(1.) This is an appeal from the judgment of Mr. Justice Varadachariar in Second Appeal No. 338 of 1931. The facts have been clearly set out in the judgments of the lower Courts and in the judgment of our learned brother and need not be repeated. Mr. Ch. Raghava Rao for the appellants who were the plaintiffs in the suit has contended again before us that the surrender by Sitamma in favour of her daughter's son now deceased who was the husband of the first defendant was invalid. This is put upon two grounds. In the first place, it is said that the surrender was only partial because the deed of surrender executed by Sitamma, Ex. 1, did not contain Survey No. 345, an item of land got in exchange by Gangaraju himself before he died. Ex. 1 contains Survey No. 260/3-A which was the survey number given up by Gangaraju when he obtained Survey No. 345 in exchange. Since one item of the estate of the husband was not surrendered by the widow, it is contended that the surrender as a whole was invalid. The other ground is that admittedly, the widow Sitamma had made alienations by way of sale of other portions of the estate of her husband which came to her after his death and that she thereby became incompetent to make any surrender in favour of the nearest reversioner. Our learned brother, Varadachariar, J., found against the appellants contention and hence this Letters Patent Appeal preferred with the leave of the learned Judge.
(2.) With regard to Survey No. 345, our learned brother made a slight slip when he stated that both the lower Courts had accepted the reason given on behalf of the defendants for including in the surrender deed Survey No. 260/3-A instead of Survey No. 345. The learned District Judge said that the explanation given on behalf of the defendants might be true or might not. He did not expressly accept the explanation. We agree however with Mr. Lakshmanna for the respondents that this slight mistake in the judgment of our learned brother is not a matter of any importance. Ex. 1 shows that the widow Sitamma meant to surrender in favour of her daughter's son the whole of her husband's estate remaining in her control. There is evidence that Survey No. 345 also was handed over to her daughter's son and that he remained in enjoyment of it thereafter. We see no reason to suppose that this transfer of possession to Sitammal's daughter's son was not made in pursuance of the widow's intention to surrender her husband's estate. This is a point of fact, and since we think that it is clear beyond the possibility of any doubt, we cannot accept the suggestion made on behalf of the appellants that this question should be remanded to the lower appellate Court for a finding.

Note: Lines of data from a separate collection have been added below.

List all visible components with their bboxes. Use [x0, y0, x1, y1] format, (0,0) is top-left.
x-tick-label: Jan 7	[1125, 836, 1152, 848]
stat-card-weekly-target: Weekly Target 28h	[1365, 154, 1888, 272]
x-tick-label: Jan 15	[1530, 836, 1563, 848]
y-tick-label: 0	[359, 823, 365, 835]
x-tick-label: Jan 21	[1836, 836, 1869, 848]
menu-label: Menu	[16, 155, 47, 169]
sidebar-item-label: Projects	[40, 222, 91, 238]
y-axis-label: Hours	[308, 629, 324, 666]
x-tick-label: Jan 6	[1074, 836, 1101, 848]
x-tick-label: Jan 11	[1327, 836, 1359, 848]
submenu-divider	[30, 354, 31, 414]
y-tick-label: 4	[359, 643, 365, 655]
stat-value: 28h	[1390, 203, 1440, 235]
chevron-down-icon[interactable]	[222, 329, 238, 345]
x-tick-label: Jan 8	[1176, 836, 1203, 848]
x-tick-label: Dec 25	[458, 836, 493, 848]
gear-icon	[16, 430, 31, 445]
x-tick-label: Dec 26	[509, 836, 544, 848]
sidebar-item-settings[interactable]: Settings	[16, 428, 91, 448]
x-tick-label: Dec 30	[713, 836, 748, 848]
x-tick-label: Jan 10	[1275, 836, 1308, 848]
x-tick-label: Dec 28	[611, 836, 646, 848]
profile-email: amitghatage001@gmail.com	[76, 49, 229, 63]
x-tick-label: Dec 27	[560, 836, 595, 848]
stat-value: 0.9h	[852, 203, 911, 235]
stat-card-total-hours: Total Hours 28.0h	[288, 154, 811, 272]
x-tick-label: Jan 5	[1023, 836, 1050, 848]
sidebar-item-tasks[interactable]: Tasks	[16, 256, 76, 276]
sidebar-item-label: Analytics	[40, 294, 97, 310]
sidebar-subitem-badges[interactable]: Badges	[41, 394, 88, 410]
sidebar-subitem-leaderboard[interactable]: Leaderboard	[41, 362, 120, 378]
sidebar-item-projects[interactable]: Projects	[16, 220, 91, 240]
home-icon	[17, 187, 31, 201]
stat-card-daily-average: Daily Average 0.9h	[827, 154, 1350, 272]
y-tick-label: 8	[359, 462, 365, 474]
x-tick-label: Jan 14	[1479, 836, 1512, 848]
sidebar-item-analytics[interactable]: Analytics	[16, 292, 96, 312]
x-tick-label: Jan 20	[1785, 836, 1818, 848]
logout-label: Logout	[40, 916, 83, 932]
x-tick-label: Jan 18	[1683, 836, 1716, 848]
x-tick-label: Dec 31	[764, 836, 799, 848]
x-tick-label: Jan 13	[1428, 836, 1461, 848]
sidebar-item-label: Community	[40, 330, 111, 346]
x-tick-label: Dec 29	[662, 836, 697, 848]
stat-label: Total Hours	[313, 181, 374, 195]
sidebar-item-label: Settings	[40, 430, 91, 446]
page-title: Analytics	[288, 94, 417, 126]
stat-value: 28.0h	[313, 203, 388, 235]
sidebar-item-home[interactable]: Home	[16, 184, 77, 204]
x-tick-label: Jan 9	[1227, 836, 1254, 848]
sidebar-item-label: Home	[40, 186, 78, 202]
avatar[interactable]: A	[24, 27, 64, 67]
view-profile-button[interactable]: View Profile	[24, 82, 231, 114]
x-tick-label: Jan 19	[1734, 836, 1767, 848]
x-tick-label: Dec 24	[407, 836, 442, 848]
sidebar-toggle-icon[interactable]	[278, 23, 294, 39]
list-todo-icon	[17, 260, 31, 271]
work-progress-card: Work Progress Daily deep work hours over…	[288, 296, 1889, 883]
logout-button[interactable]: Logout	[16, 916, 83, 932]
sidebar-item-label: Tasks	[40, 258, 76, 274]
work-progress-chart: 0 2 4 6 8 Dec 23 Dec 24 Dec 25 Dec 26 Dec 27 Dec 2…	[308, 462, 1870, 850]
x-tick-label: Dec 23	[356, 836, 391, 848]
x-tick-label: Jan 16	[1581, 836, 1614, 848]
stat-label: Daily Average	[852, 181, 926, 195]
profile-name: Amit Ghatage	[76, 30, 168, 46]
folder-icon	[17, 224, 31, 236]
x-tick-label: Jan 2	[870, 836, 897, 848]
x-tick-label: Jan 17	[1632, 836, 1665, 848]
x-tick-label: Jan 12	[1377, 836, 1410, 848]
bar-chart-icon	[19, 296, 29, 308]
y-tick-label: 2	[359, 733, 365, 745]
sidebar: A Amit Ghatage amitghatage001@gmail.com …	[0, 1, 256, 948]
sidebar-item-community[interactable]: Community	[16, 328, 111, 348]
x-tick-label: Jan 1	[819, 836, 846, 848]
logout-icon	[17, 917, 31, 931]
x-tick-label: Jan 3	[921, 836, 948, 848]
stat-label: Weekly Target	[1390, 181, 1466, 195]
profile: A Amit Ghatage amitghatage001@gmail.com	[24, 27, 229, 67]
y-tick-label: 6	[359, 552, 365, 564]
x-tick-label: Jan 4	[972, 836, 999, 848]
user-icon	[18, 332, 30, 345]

(3.) With regard to the other contention that the widow became incompetent to make a surrender because she had already alienated certain portions of the estate of her husband in her hands, we cannot accept it. Our learned brother has dealt very fully with the matter and we agree with his reasoning-and with his conclusion. The only case which tends to support the position taken by Mr. Raghava Rao in this appeal is that of Vijiaraghavachariar v. Ramanujachariar In that decision, Phillips and Odgers, JJ., referred to the decision of the Privy Council in Rangaswami Goundan V/s. Nachiappa Goundan (1918) 36 M.L.J. 493 : L.R. 46 I.A. 72 : I.L.R. 42 Mad. 523 (P.C.) and proceeded to apply the principle. They said: To apply this principle it is clear that when the widow purported to surrender her estate she did not and could not surrender the whole of her husband's estate so as to efface herself entirely. The previous alienations were her own act and she could not get rid of them. To that extent she was unable to surrender the whole of the estate and therefore the surrender which she purported to make is invalid.